The most obvious question is whether Gramm, vice chairman of UBS investment banking division, will be able to escape by claiming he had no knowledge of the bank’s activities. The former Texas senator made his reputation as a fervent proponent of de-regulation of any and all forms of financial activities, and was instrumental in writing language, while in the Senate, which allowed some of the worst excesses of modern American financial misdealing to take place….everything from the Enron collapse (where wife Wendy was on the board of Directors) to the recent meltdown of global markets. In numerous cases, his carefully crafted language was inserted into bills at the last minute with virtually no oversight by most of his colleagues.

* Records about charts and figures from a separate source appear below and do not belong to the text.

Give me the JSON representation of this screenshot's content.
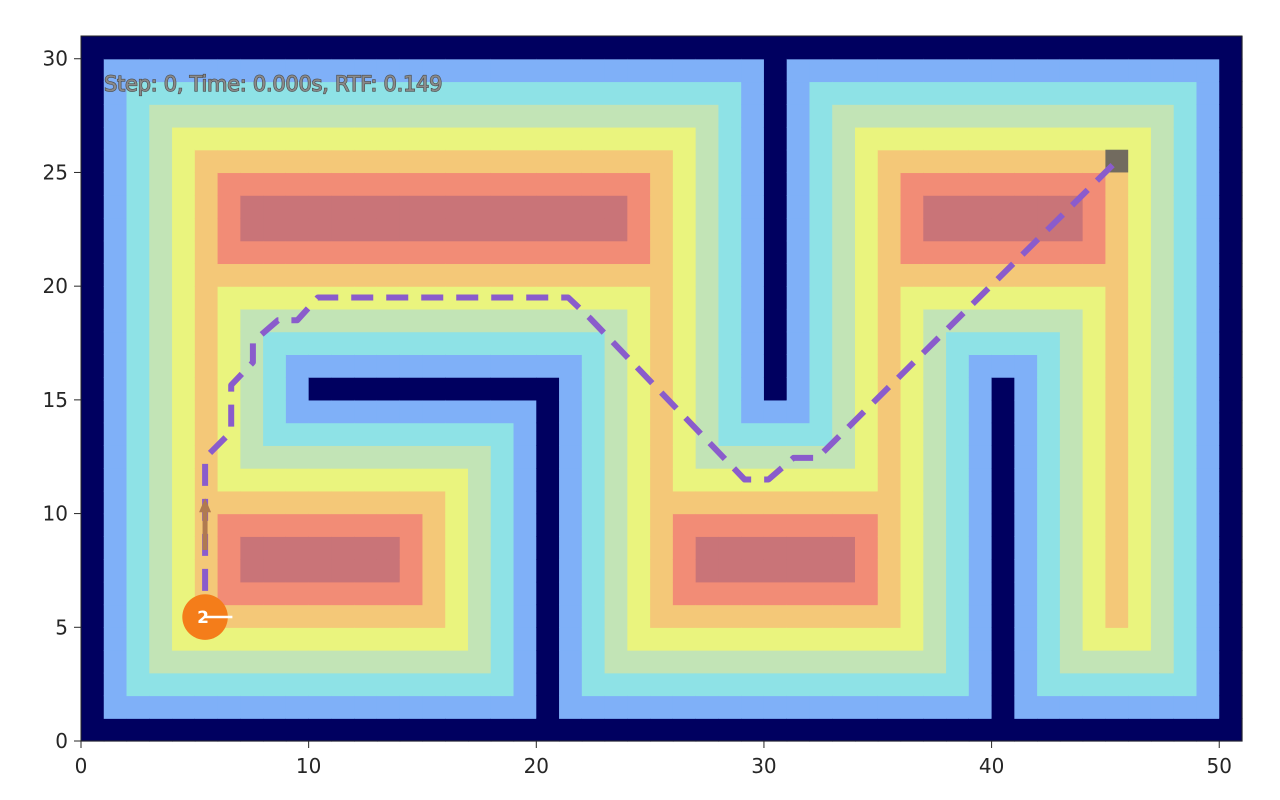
{
  "chart_data": {
    "type": "heatmap",
    "title": "",
    "xlabel": "",
    "ylabel": "",
    "xlim": [
      0,
      51
    ],
    "ylim": [
      0,
      31
    ],
    "xticks": [
      0,
      10,
      20,
      30,
      40,
      50
    ],
    "yticks": [
      0,
      5,
      10,
      15,
      20,
      25,
      30
    ],
    "grid": false,
    "grid_size": {
      "width": 51,
      "height": 31
    },
    "walls": [
      {
        "name": "outer-left",
        "x0": 0,
        "x1": 0,
        "y0": 0,
        "y1": 30
      },
      {
        "name": "outer-right",
        "x0": 50,
        "x1": 50,
        "y0": 0,
        "y1": 30
      },
      {
        "name": "outer-bottom",
        "x0": 0,
        "x1": 50,
        "y0": 0,
        "y1": 0
      },
      {
        "name": "outer-top",
        "x0": 0,
        "x1": 50,
        "y0": 30,
        "y1": 30
      },
      {
        "name": "center-top",
        "x0": 30,
        "x1": 30,
        "y0": 15,
        "y1": 30
      },
      {
        "name": "left-inner-horizontal",
        "x0": 10,
        "x1": 20,
        "y0": 15,
        "y1": 15
      },
      {
        "name": "left-inner-vertical",
        "x0": 20,
        "x1": 20,
        "y0": 0,
        "y1": 15
      },
      {
        "name": "right-inner-vertical",
        "x0": 40,
        "x1": 40,
        "y0": 0,
        "y1": 15
      }
    ],
    "distance_colormap": {
      "0": "#000060",
      "1": "#7fb0f8",
      "2": "#8ee2e6",
      "3": "#c2e4b6",
      "4": "#eaf47e",
      "5": "#f4c878",
      "6": "#f28c76",
      "7": "#c97478"
    },
    "path": {
      "color": "#8a5ccc",
      "style": "dashed",
      "points": [
        [
          5.45,
          6.6
        ],
        [
          5.45,
          12.45
        ],
        [
          6.6,
          13.6
        ],
        [
          6.6,
          15.65
        ],
        [
          7.55,
          16.65
        ],
        [
          7.55,
          17.55
        ],
        [
          8.65,
          18.5
        ],
        [
          9.5,
          18.5
        ],
        [
          10.4,
          19.5
        ],
        [
          21.4,
          19.5
        ],
        [
          22.35,
          18.6
        ],
        [
          29.15,
          11.5
        ],
        [
          30.2,
          11.5
        ],
        [
          31.3,
          12.45
        ],
        [
          32.35,
          12.45
        ],
        [
          45.55,
          25.55
        ]
      ]
    },
    "goal": {
      "cell": [
        45,
        25
      ],
      "color": "#5a5a5a"
    },
    "robot": {
      "x": 5.45,
      "y": 5.45,
      "radius": 1.0,
      "heading_deg": 0,
      "color": "#f47d1a",
      "label": "2"
    },
    "start_arrow": {
      "from": [
        5.45,
        8.4
      ],
      "to": [
        5.45,
        10.5
      ],
      "color": "#b07a50"
    },
    "annotation": "Step: 0, Time: 0.000s, RTF: 0.149"
  },
  "overlay": {
    "status_text": "Step: 0, Time: 0.000s, RTF: 0.149"
  },
  "axes": {
    "x_tick_labels": [
      "0",
      "10",
      "20",
      "30",
      "40",
      "50"
    ],
    "y_tick_labels": [
      "0",
      "5",
      "10",
      "15",
      "20",
      "25",
      "30"
    ]
  },
  "robot": {
    "label": "2"
  }
}
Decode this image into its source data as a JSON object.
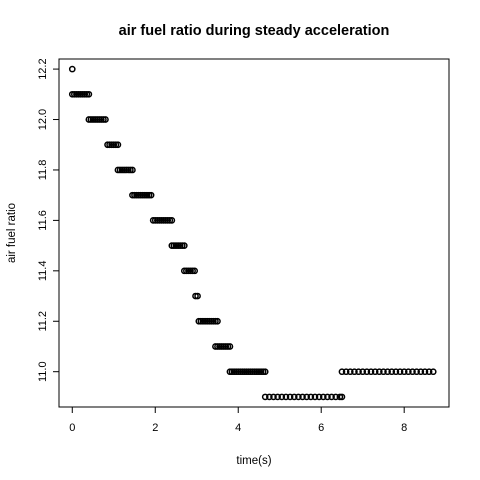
{
  "chart_data": {
    "type": "scatter",
    "title": "air fuel ratio during steady acceleration",
    "xlabel": "time(s)",
    "ylabel": "air fuel ratio",
    "xlim": [
      -0.32,
      9.08
    ],
    "ylim": [
      10.86,
      12.24
    ],
    "xticks": [
      0,
      2,
      4,
      6,
      8
    ],
    "xtick_labels": [
      "0",
      "2",
      "4",
      "6",
      "8"
    ],
    "yticks": [
      11.0,
      11.2,
      11.4,
      11.6,
      11.8,
      12.0,
      12.2
    ],
    "ytick_labels": [
      "11.0",
      "11.2",
      "11.4",
      "11.6",
      "11.8",
      "12.0",
      "12.2"
    ],
    "grid": false,
    "marker": "open-circle",
    "marker_color": "#000000",
    "segments": [
      {
        "y": 12.2,
        "x": [
          0.0
        ]
      },
      {
        "y": 12.1,
        "x": [
          0.0,
          0.05,
          0.1,
          0.15,
          0.2,
          0.25,
          0.3,
          0.35,
          0.4
        ]
      },
      {
        "y": 12.0,
        "x": [
          0.4,
          0.45,
          0.5,
          0.55,
          0.6,
          0.65,
          0.7,
          0.75,
          0.8
        ]
      },
      {
        "y": 11.9,
        "x": [
          0.85,
          0.9,
          0.95,
          1.0,
          1.05,
          1.1
        ]
      },
      {
        "y": 11.8,
        "x": [
          1.1,
          1.15,
          1.2,
          1.25,
          1.3,
          1.35,
          1.4,
          1.45
        ]
      },
      {
        "y": 11.7,
        "x": [
          1.45,
          1.5,
          1.55,
          1.6,
          1.65,
          1.7,
          1.75,
          1.8,
          1.85,
          1.9
        ]
      },
      {
        "y": 11.6,
        "x": [
          1.95,
          2.0,
          2.05,
          2.1,
          2.15,
          2.2,
          2.25,
          2.3,
          2.35,
          2.4
        ]
      },
      {
        "y": 11.5,
        "x": [
          2.4,
          2.45,
          2.5,
          2.55,
          2.6,
          2.65,
          2.7
        ]
      },
      {
        "y": 11.4,
        "x": [
          2.7,
          2.75,
          2.8,
          2.85,
          2.9,
          2.95
        ]
      },
      {
        "y": 11.3,
        "x": [
          2.97,
          3.02
        ]
      },
      {
        "y": 11.2,
        "x": [
          3.05,
          3.1,
          3.15,
          3.2,
          3.25,
          3.3,
          3.35,
          3.4,
          3.45,
          3.5
        ]
      },
      {
        "y": 11.1,
        "x": [
          3.45,
          3.5,
          3.55,
          3.6,
          3.65,
          3.7,
          3.75,
          3.8
        ]
      },
      {
        "y": 11.0,
        "x": [
          3.8,
          3.85,
          3.9,
          3.95,
          4.0,
          4.05,
          4.1,
          4.15,
          4.2,
          4.25,
          4.3,
          4.35,
          4.4,
          4.45,
          4.5,
          4.55,
          4.6,
          4.65
        ]
      },
      {
        "y": 10.9,
        "x": [
          4.65,
          4.75,
          4.85,
          4.95,
          5.05,
          5.15,
          5.25,
          5.35,
          5.45,
          5.55,
          5.65,
          5.75,
          5.85,
          5.95,
          6.05,
          6.15,
          6.25,
          6.35,
          6.45,
          6.5
        ]
      },
      {
        "y": 11.0,
        "x": [
          6.5,
          6.6,
          6.7,
          6.8,
          6.9,
          7.0,
          7.1,
          7.2,
          7.3,
          7.4,
          7.5,
          7.6,
          7.7,
          7.8,
          7.9,
          8.0,
          8.1,
          8.2,
          8.3,
          8.4,
          8.5,
          8.6,
          8.7
        ]
      }
    ]
  }
}
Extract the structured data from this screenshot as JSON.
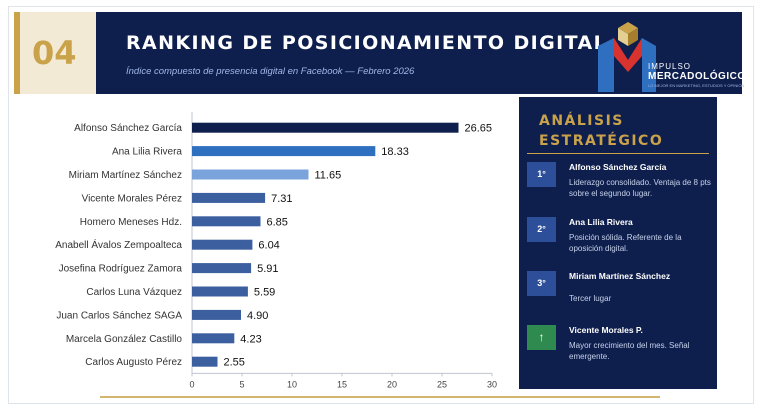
{
  "header": {
    "number": "04",
    "title": "RANKING DE POSICIONAMIENTO DIGITAL",
    "subtitle": "Índice compuesto de presencia digital en Facebook — Febrero 2026"
  },
  "logo": {
    "line1": "IMPULSO",
    "line2": "MERCADOLÓGICO",
    "tagline": "LO MEJOR EN MARKETING, ESTUDIOS Y OPINIÓN"
  },
  "chart_data": {
    "type": "bar",
    "orientation": "horizontal",
    "categories": [
      "Alfonso Sánchez García",
      "Ana Lilia Rivera",
      "Miriam Martínez Sánchez",
      "Vicente Morales Pérez",
      "Homero Meneses Hdz.",
      "Anabell Ávalos Zempoalteca",
      "Josefina Rodríguez Zamora",
      "Carlos Luna Vázquez",
      "Juan Carlos Sánchez SAGA",
      "Marcela González Castillo",
      "Carlos Augusto Pérez"
    ],
    "values": [
      26.65,
      18.33,
      11.65,
      7.31,
      6.85,
      6.04,
      5.91,
      5.59,
      4.9,
      4.23,
      2.55
    ],
    "value_labels": [
      "26.65",
      "18.33",
      "11.65",
      "7.31",
      "6.85",
      "6.04",
      "5.91",
      "5.59",
      "4.90",
      "4.23",
      "2.55"
    ],
    "colors": [
      "#0f1f4d",
      "#2f6fbf",
      "#7aa3db",
      "#3b5f9f",
      "#3b5f9f",
      "#3b5f9f",
      "#3b5f9f",
      "#3b5f9f",
      "#3b5f9f",
      "#3b5f9f",
      "#3b5f9f"
    ],
    "xlim": [
      0,
      30
    ],
    "xticks": [
      "0",
      "5",
      "10",
      "15",
      "20",
      "25",
      "30"
    ],
    "title": "",
    "xlabel": "",
    "ylabel": ""
  },
  "panel": {
    "title_line1": "ANÁLISIS",
    "title_line2": "ESTRATÉGICO",
    "items": [
      {
        "badge": "1°",
        "name": "Alfonso Sánchez García",
        "desc": "Liderazgo consolidado. Ventaja de 8 pts sobre el segundo lugar.",
        "icon": ""
      },
      {
        "badge": "2°",
        "name": "Ana Lilia Rivera",
        "desc": "Posición sólida. Referente de la oposición digital.",
        "icon": ""
      },
      {
        "badge": "3°",
        "name": "Miriam Martínez Sánchez",
        "desc": "Tercer lugar",
        "icon": ""
      },
      {
        "badge": "↑",
        "name": "Vicente Morales P.",
        "desc": "Mayor crecimiento del mes. Señal emergente.",
        "icon": "arrow-up-icon"
      }
    ]
  },
  "colors": {
    "navy": "#0f1f4d",
    "gold": "#c9a24a",
    "green": "#2e8a4f",
    "badge_blue": "#2d4f99"
  }
}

Given his reputation as one of the most knowledgeable individuals in the world in matters of international finance and regulatory legislation, it seems incredibly hard to believe that he could have worked on behalf of UBS and not known what the bank was doing. In fact, reports Scheer, Gramm was instrumental in blocking Congressional efforts to crack down on offshore bank havens./
As Daniel Gross reported in Slate in July, if Gramm doesn’t get indicted, it is hard to see why the bank would want to keep in its employ a guy whose personal intervention produced yet another fiscal disaster and this one of gargantuan proportions.
In the case of UBS…the result was a capital loss approaching $40 billion. Either way, it would be fitting justice to a man whose maneuverings in the halls of power have brought incredible pain and suffering to millions of Americans and indeed much of the world.